You can find further information on the topic here: Cardiac arrhythmias

Duration and prognosis of asystole

The prognosis for asystole is poor. Asystole lasting longer than a few seconds leads to unconsciousness. If it continues, the organs are no longer adequately supplied with oxygen. Prolonged asystole always leads to death. An asystole that lasted for minutes but could be ended by successful resuscitation carries the high risk of permanent brain damage due to an insufficient supply of oxygen to the brain. However, there are also patients who can be successfully resuscitated in asystole and do not retain any permanent damage.

The prognosis depends, among other things, on how quickly resuscitation measures are initiated. That is why lay resuscitation is extremely important. If resuscitation is not started until the emergency doctor arrives, the chances that the resuscitation will be successful are significantly smaller than if a sufficient lay resuscitation was carried out beforehand.

Course of disease

The course of the disease is fulminant. Asystole leads to a serious lack of oxygen in the brain within minutes. Untreated asystole is fatal within a few minutes.

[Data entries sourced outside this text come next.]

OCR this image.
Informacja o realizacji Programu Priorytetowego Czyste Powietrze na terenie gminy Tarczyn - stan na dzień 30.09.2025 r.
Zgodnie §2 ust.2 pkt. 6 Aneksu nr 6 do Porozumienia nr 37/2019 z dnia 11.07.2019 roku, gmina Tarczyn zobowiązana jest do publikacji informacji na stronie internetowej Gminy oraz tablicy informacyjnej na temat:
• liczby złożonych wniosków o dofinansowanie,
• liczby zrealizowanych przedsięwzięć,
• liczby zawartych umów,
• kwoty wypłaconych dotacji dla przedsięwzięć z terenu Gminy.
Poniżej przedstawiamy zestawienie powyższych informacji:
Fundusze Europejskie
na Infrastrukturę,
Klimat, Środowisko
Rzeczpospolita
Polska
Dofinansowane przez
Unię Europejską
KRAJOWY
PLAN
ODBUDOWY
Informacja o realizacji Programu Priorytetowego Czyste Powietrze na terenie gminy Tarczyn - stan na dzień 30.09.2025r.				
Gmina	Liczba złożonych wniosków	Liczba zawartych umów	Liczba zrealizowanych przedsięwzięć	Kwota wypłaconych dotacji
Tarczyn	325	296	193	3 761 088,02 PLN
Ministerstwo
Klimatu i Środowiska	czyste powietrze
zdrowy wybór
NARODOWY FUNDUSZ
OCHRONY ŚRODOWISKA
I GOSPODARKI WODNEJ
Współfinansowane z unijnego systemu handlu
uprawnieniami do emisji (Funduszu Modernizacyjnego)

What is the difference to ventricular fibrillation?

Ventricular fibrillation is a life-threatening heart rhythm disorder. The heart beats so quickly due to the uncontrolled spread of excitation in the heart that it can no longer pump adequately, but only flickers. If left untreated, ventricular fibrillation that does not limit itself leads to death. Ventricular fibrillation often turns into asystole.

In asystole, the heart - in contrast to ventricular fibrillation - no longer works. So an asystole is a cardiac arrest. The two disorders can hardly be distinguished clinically. In both cases the patient is unconscious and unresponsive. A pulse cannot be felt. Ventricular fibrillation shows up in the EKG through uncoordinated and irregular waves of flicker. In asystole, the ECG shows a zero line. Both disorders of the heart require immediate therapy (resuscitation), otherwise they are usually fatal.

While asystole has to be treated with adrenaline injection and cardiac massage as well as ventilation, ventricular fibrillation requires cardiac massage and ventilation as well as defibrillation to get the heart back into the right rhythm. In addition to adrenaline, amiodarone is also used in ventricular fibrillation.